A condition report is a document that accounts for the state that the property was in before the tenant took over the lease and moved in. This report will usually include:

  • photos of the property; and
  • notes on any defects in the premises. 

A detailed condition report is useful as it provides clear evidence to both you and the incoming tenant of the premises’ original condition. You should ensure that the tenant has agreed to the condition of the premises before signing the report. 

Before the lease ends, you should carry out a second condition report or a make good assessment. This assessment will compare the current state of the premises to the original condition report and account for any damage or changes made to the property. It is these issues that the tenant should make good before the expiration of the lease. 

Assignment and Subletting 

Throughout the tenancy, your tenant may have sublet or assigned their lease. If they have, this may affect who is responsible to make good the premises. 

Under an assignment, the original tenant transfers their rights and obligations under a lease agreement to a new tenant. Therefore, the new tenant is assigned the responsibility to make good the property. If you have assigned your lease, you should ensure that the new tenant retains the premises to their original condition, even if the original tenant undertook the changes. 

If your tenant has sublet their premises, they will remain obligated to make good the premises before the lease ends. 

Alternatives to a Make Good Clause

You may wish to include an alternative to the make good clause. Instead, you could include a provision in the lease agreement that requires the tenant to pay you the cost of fixing any alterations or damage made during the tenancy. The tenant would need to pay this amount before they stop paying rent. The amount you ask for will depend on how much it will cost to return the premises to their original condition.

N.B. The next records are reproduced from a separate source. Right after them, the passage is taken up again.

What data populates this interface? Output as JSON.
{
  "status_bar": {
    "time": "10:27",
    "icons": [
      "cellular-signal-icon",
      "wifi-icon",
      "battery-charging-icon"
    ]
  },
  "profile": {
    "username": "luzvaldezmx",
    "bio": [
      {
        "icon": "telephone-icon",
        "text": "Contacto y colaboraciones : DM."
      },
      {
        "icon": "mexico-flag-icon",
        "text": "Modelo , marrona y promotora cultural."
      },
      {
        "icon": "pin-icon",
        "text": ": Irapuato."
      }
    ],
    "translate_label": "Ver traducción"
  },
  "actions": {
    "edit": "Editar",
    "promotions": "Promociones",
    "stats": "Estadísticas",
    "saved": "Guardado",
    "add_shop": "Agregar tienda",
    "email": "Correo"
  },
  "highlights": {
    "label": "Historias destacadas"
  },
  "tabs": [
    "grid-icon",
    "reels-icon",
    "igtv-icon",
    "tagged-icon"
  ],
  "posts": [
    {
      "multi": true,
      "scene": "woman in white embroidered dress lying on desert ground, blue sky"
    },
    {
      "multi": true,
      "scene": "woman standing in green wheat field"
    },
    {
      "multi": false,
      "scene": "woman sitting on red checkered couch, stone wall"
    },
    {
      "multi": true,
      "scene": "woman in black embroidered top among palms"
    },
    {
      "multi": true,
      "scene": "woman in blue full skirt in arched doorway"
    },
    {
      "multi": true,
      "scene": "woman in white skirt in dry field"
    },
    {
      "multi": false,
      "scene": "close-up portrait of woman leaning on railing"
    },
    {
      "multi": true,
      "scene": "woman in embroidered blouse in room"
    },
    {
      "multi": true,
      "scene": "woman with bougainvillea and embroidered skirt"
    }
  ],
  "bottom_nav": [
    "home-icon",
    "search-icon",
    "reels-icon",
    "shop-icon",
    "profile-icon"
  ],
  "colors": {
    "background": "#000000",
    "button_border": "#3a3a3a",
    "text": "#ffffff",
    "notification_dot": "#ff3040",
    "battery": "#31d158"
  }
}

What provision you include in the final lease depends on what best suits you and what you believe will give rise to the least amount of conflict with your tenants. However, all parties to the tenancy must agree to any term you decide to include. 

Key Takeaways 

When you are drafting a lease for your commercial property, you may wish to include a make good clause. Alternatively, you may want to ask that your tenants compensate you directly for any changes made to the property throughout the tenancy. Regardless, you should ensure that you communicate your expectations in clear and express terms. Furthermore, it is best practice to conduct a comprehensive condition report before the tenancy begins to ensure that there is clear documentation of the premises’ state before the commencement of the lease. 

If you are interested in including a make good clause in a commercial lease agreement or are having any other legal issues, LegalVision’s leasing lawyers can help. Contact us by calling 0800 005 570 or complete the form on this page.

Frequently Asked Questions

What is a make good clause?

A make good clause is a term of a commercial lease that requires the tenant to return the premises to the condition that it was in when the lease began.

What is a condition report?

A condition report is a document that accounts for the state that the property was in before the tenant took over the lease and moved in. It is useful to take a condition report before and after the tenancy period, to evaluate whether the tenant has returned the premises to its initial condition. 

Is a make good clause implied in commercial leases?

In New Zealand, make good clauses are not implied in commercial leases. If you wish to have a make good clause in your lease, you must expressly include it. 

What is in a make good clause?

The contents of a make good clause will vary from lease to lease. The landlord and their tenants determine the contents during the lease negotiations.